İçimizdeki Yezit(ler)
İyi bak ha dostum dört bir yanında
Kendini çok iyi saklayan biri
Yüzüne gülerek, girip kanına
Kirini, pasını aklayan biri
Siner bir sotaya herkesi izler
Çıkarı kimdense onu dikizler
Ateşi yakar da dumanı gizler
Ortamı çok iyi koklayan biri
Meydanı boş bulsa gel onu durdur
Hatasını bulmak büyük kusurdur
Alçak demeyin haaa!

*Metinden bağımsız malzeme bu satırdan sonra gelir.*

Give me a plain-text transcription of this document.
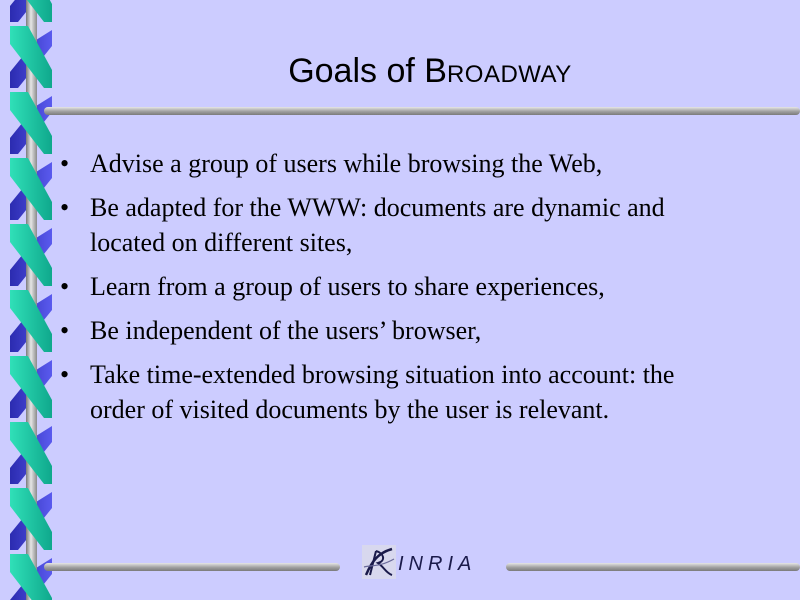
Goals of BROADWAY
• Advise a group of users while browsing the Web,
• Be adapted for the WWW: documents are dynamic and
located on different sites,
• Learn from a group of users to share experiences,
• Be independent of the users’ browser,
• Take time-extended browsing situation into account: the
order of visited documents by the user is relevant.
INRIA
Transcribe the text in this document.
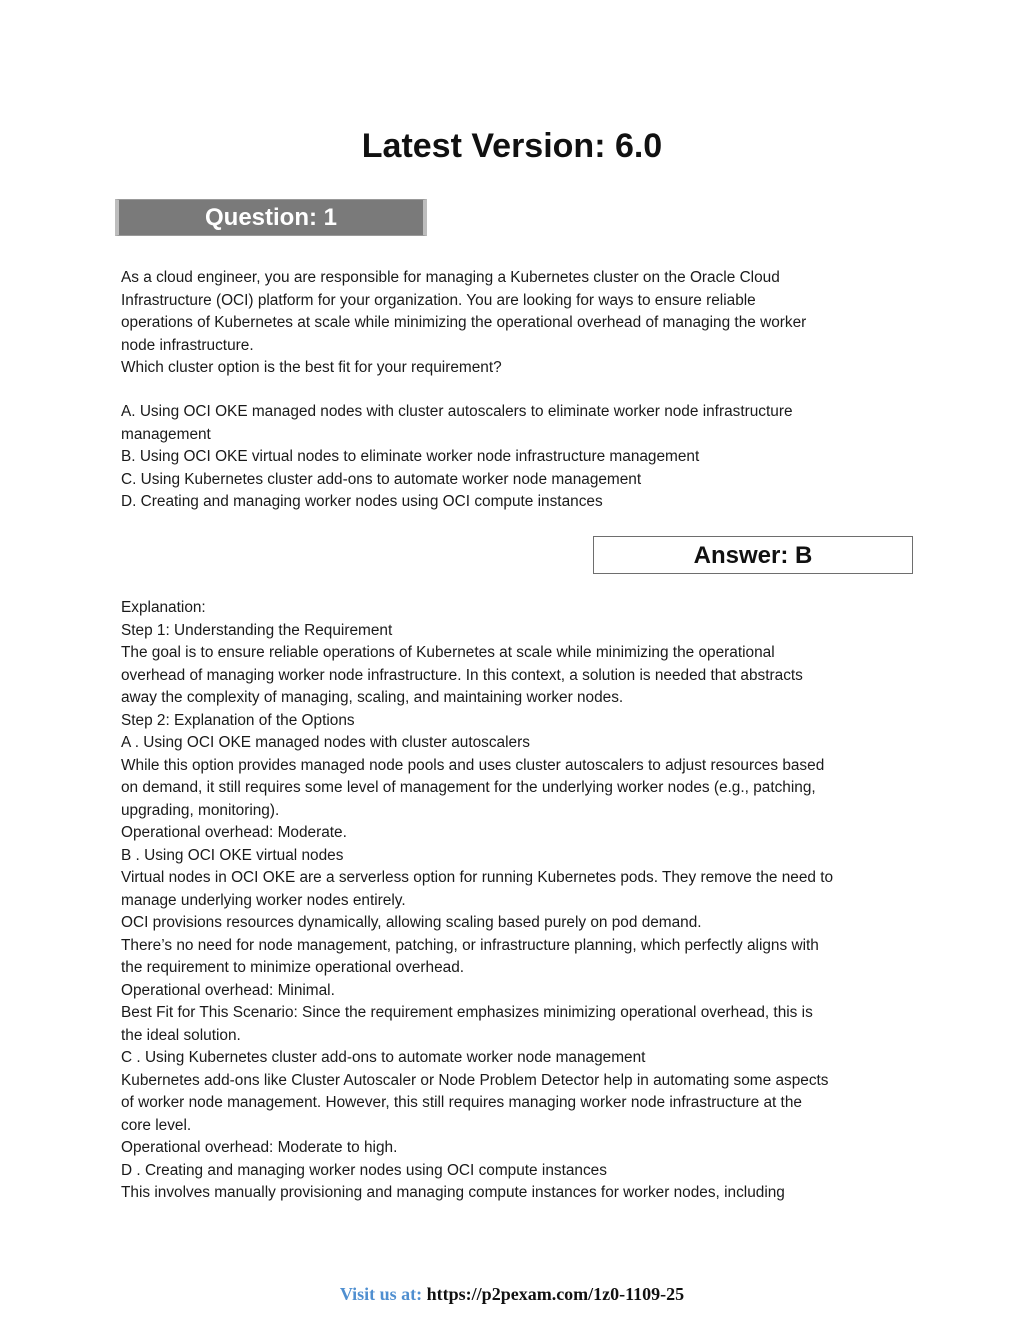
Latest Version: 6.0
Question: 1

As a cloud engineer, you are responsible for managing a Kubernetes cluster on the Oracle Cloud

Infrastructure (OCI) platform for your organization. You are looking for ways to ensure reliable

operations of Kubernetes at scale while minimizing the operational overhead of managing the worker

node infrastructure.

Which cluster option is the best fit for your requirement?

A. Using OCI OKE managed nodes with cluster autoscalers to eliminate worker node infrastructure

management

B. Using OCI OKE virtual nodes to eliminate worker node infrastructure management

C. Using Kubernetes cluster add-ons to automate worker node management

D. Creating and managing worker nodes using OCI compute instances

Answer: B

Explanation:

Step 1: Understanding the Requirement

The goal is to ensure reliable operations of Kubernetes at scale while minimizing the operational

overhead of managing worker node infrastructure. In this context, a solution is needed that abstracts

away the complexity of managing, scaling, and maintaining worker nodes.

Step 2: Explanation of the Options

A . Using OCI OKE managed nodes with cluster autoscalers

While this option provides managed node pools and uses cluster autoscalers to adjust resources based

on demand, it still requires some level of management for the underlying worker nodes (e.g., patching,

upgrading, monitoring).

Operational overhead: Moderate.

B . Using OCI OKE virtual nodes

Virtual nodes in OCI OKE are a serverless option for running Kubernetes pods. They remove the need to

manage underlying worker nodes entirely.

OCI provisions resources dynamically, allowing scaling based purely on pod demand.

There’s no need for node management, patching, or infrastructure planning, which perfectly aligns with

the requirement to minimize operational overhead.

Operational overhead: Minimal.

Best Fit for This Scenario: Since the requirement emphasizes minimizing operational overhead, this is

the ideal solution.

C . Using Kubernetes cluster add-ons to automate worker node management

Kubernetes add-ons like Cluster Autoscaler or Node Problem Detector help in automating some aspects

of worker node management. However, this still requires managing worker node infrastructure at the

core level.

Operational overhead: Moderate to high.

D . Creating and managing worker nodes using OCI compute instances

This involves manually provisioning and managing compute instances for worker nodes, including

Visit us at: https://p2pexam.com/1z0-1109-25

Daha çukurdur
Fırsat için durup bekleyen biri
Dumanlı havada, parsayı vurur
Hükümdar misali tahta oturur
Arz-ı endam eder, bir gerdan kırır
Yalanı yalana ekleyen biri
Her sakala göre bir tarak taşır
Nerde yara varsa orayı kaşır
Yezitlik sıfatı ona yaraşır
Gece kapınızı tıklayan biri
Gâhi görürsün ki elinde asa
Mübarek(!) Hak ile geçer temasa
Kürsü de istemez, bulunca masa
Haşa o leylekten, laklayan biri
Gemisini çeker engin limana
Bukalemun gibi uyar zamana
“Aha dalıyorum” deyip ummana
Kurbağa misali vaklayan biri
Tehlikeyi görse hemen sıvışır
Bir çıkarı varsa size sırnaşır
Firavun deseniz o da yaraşır
Yine de kendini paklayan biri
Garibi bulunca dükkânı açar
Hileyi, hurdayı ortaya saçar
Hele para görse kendinden geçer
Her an servetini çoklayan biri
Boş mezarı görse hemen uzanır
Deve nalı satıp para kazanır
“Yoldaş” görünümlü dona bezenir
İnanmayın sizi yoklayan biri
Tarikattan kaçar, gezer ırakta
Hakikat de neymiş, onu bırak da
Marifet meydanı, Huzuru Hakta
Sorguya gelince tekleyen biri
“Dünya malı” desen, der ki “Yalanmış”
Oysaki kuruşa ağzı sulanmış
Tepeden tırnağa kire bulanmış
Çevreyi kokutup boklayan biri
Hadi kusurunun örtülür ilki
“Bu da ıslah olur” demişiz belki
İblisi bilmem de saf kalır tilki
Suçunu sizlere yükleyen biri
BÜLBÜLÎ ŞAYDA’yım sen bak kendine
Arifler cahilin düşmez fendine
Vardır getirip de onu punduna
Hakikat aşkına haklayan biri.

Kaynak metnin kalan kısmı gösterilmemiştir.